Guam Adventure River Cruise Basics and Tips
- Ticket Prices: For Tourists – $70 (Adults); $40 (Kids 5-11); It’s steep so try to get discounts. For Locals and Military – $25 (Adults); $15 (Kids 5-11). Check the tour website for the latest prices and information.
- Tours last 2.5 hours. Add an 1.5 hour if you’re going to be picked up at your hotel in the tourist district (Tumon) on the other side of the island. Certain hotel pickups are available
- Tour Start Time at 9:00 AM and 1:40 PM
- Free water and ice tea at the cultural demonstration hut.
- The boat launch area had restrooms. Free parking available.
- Bring and wear sunscreen and bug spray. You are going into a jungle after all.
We unloaded at what our guide said was an ancient Chamorro village site. It certainly looked authentic—except for the six concrete made structures on the left. He ignored these and walked to an area where unearthed ruins of rock lay scattered around. “These,” he said, “are real latte stones.”
Our guide shared stories about the vegetation and its use today as well as in ancient times. He climbed a tree and plucked a large fruit that tasted like a combination of coconut and pineapple. He called it soursop. People in our group insisted it was called Breadfruit, but before we left, our guide showed us the difference between the two. The breadfruit, he said, was not ready for a taste test.
We continued along a short trail toward a frame pavilion and dock. Three dogs lazed around a small wooden house a short distance away. A woman and two children waved and provided cool water and juice. Our group gathered beneath the pavilion’s bamboo roof where we rested, talked, and laughed until we heard a loud noise. Everyone looked. I noticed that the guide had clapped to bring attention, so I said aloud, “You must be a teacher.” I have a big mouth.
“I need an assistant, and you’re it,” he laughed. What could I do?
Our guide had given fish, pinwheels, or headbands woven from pandanous leaf to each child and several women, but first he talked about grass skirts. The early Chamorro people, he said, like other Micronesian cultures wore skirts made, not of grass, but from the bark of the hibiscus and the banana plant. The fibers were soaked, stripped, pounded, dried, flattened and rolled. He placed a skirt around my waist. I worried that it would fit, but it did. Naturally, I immediately went into my long ago learned hula, which surprised everyone there.
He placed a hat woven from banana leaves on my head, but noticed my hair was too short to pull up into the hole on the top of the hat, so he fluffed up my grey wisps. He showed us two fans and handed them to me. I fanned while standing there in my grass skirt and banana leaf hat with the hole on top.
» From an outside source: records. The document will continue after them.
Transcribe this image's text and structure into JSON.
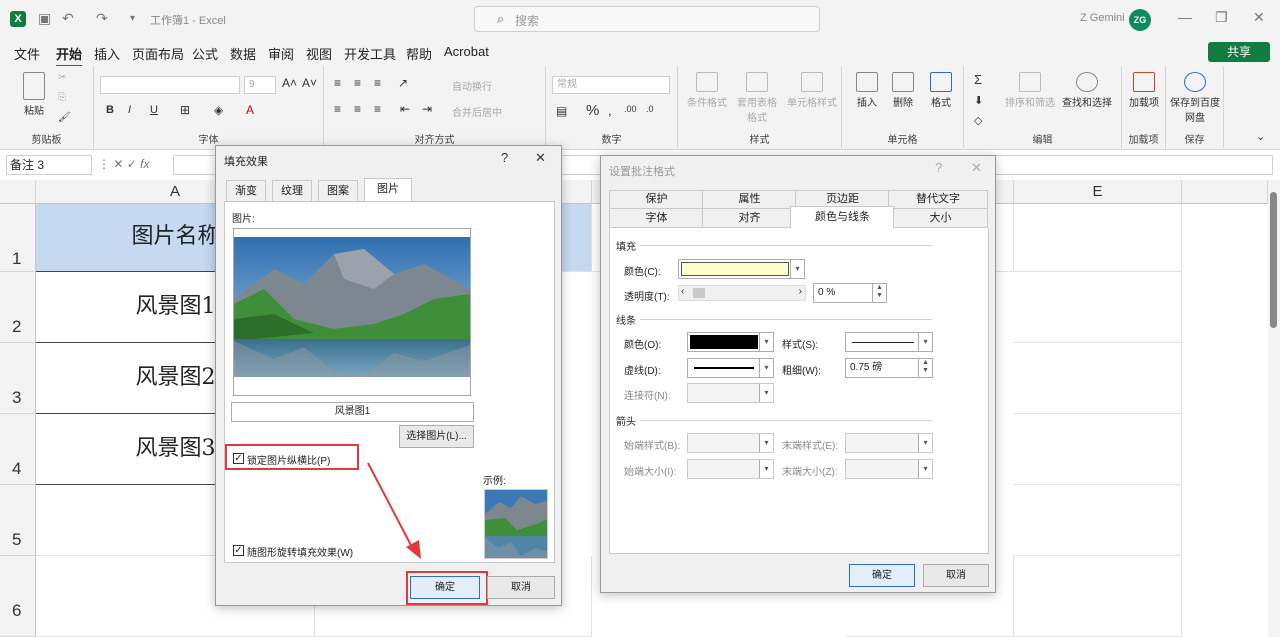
{
  "titlebar": {
    "doc_title": "工作簿1 - Excel",
    "search_placeholder": "搜索",
    "user_name": "Z Gemini",
    "avatar_initials": "ZG"
  },
  "menu": {
    "items": [
      "文件",
      "开始",
      "插入",
      "页面布局",
      "公式",
      "数据",
      "审阅",
      "视图",
      "开发工具",
      "帮助",
      "Acrobat"
    ],
    "active": "开始",
    "share_label": "共享"
  },
  "ribbon": {
    "clipboard": {
      "label": "剪贴板",
      "paste": "粘贴"
    },
    "font": {
      "label": "字体",
      "size": "9"
    },
    "alignment": {
      "label": "对齐方式",
      "wrap": "自动换行",
      "merge": "合并后居中"
    },
    "number": {
      "label": "数字",
      "format": "常规"
    },
    "styles": {
      "label": "样式",
      "conditional": "条件格式",
      "table": "套用表格格式",
      "cell_styles": "单元格样式"
    },
    "cells": {
      "label": "单元格",
      "insert": "插入",
      "delete": "删除",
      "format": "格式"
    },
    "editing": {
      "label": "编辑",
      "sort": "排序和筛选",
      "find": "查找和选择"
    },
    "addins": {
      "label": "加载项",
      "btn": "加载项"
    },
    "save": {
      "label": "保存",
      "btn": "保存到百度网盘"
    }
  },
  "formula_bar": {
    "name_box": "备注 3",
    "fx": "fx"
  },
  "sheet": {
    "columns": [
      "A",
      "E"
    ],
    "rows": [
      "1",
      "2",
      "3",
      "4",
      "5",
      "6"
    ],
    "cells_a": [
      "图片名称",
      "风景图1",
      "风景图2",
      "风景图3"
    ],
    "header_fill": "#c5d9f1"
  },
  "fill_dialog": {
    "title": "填充效果",
    "help": "?",
    "close": "✕",
    "tabs": [
      "渐变",
      "纹理",
      "图案",
      "图片"
    ],
    "active_tab": "图片",
    "picture_label": "图片:",
    "picture_name": "风景图1",
    "select_button": "选择图片(L)...",
    "lock_aspect": "锁定图片纵横比(P)",
    "rotate_with_shape": "随图形旋转填充效果(W)",
    "sample_label": "示例:",
    "ok": "确定",
    "cancel": "取消",
    "highlight_color": "#e03a3a"
  },
  "comment_dialog": {
    "title": "设置批注格式",
    "help": "?",
    "close": "✕",
    "tabs_row1": [
      "保护",
      "属性",
      "页边距",
      "替代文字"
    ],
    "tabs_row2": [
      "字体",
      "对齐",
      "颜色与线条",
      "大小"
    ],
    "active_tab": "颜色与线条",
    "fill_section": "填充",
    "fill_color_label": "颜色(C):",
    "fill_color": "#ffffcc",
    "transparency_label": "透明度(T):",
    "transparency_value": "0 %",
    "line_section": "线条",
    "line_color_label": "颜色(O):",
    "line_color": "#000000",
    "line_style_label": "样式(S):",
    "dash_label": "虚线(D):",
    "weight_label": "粗细(W):",
    "weight_value": "0.75 磅",
    "connector_label": "连接符(N):",
    "arrow_section": "箭头",
    "begin_style": "始端样式(B):",
    "end_style": "末端样式(E):",
    "begin_size": "始端大小(I):",
    "end_size": "末端大小(Z):",
    "ok": "确定",
    "cancel": "取消"
  }
}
Then he talked about various woven baskets used to carry fruit and fish and the ketupat, a small woven basket made from the inside of the coconut tree and used to boil rice.
“Natives also weaved coconut and pandanus leaves into halter tops for their women,” he said, and attached a basket to the waistband of my skirt. The skirt, basket, and hat fit fine, but they must have used a very small leaf for that halter top!
The men, especially those who had been boy scouts were particularly interested in the next demonstration. Our guide spoke while the navigator rubbed two sticks together. “That’s going to take a long time,” my husband murmured. Within a few seconds, the long piece of wood showed smoke, not flame. Our guide turned that smoldering wood upside down and dumped the ashes into a nest of dried coconut fiber which immediately burst into a bright orange flame. “This can only be done with the gausali (torch wood) found in the jungle,” he said.
This day’s excursion was worth another visit. I recommend it to everyone visiting or living on Guam.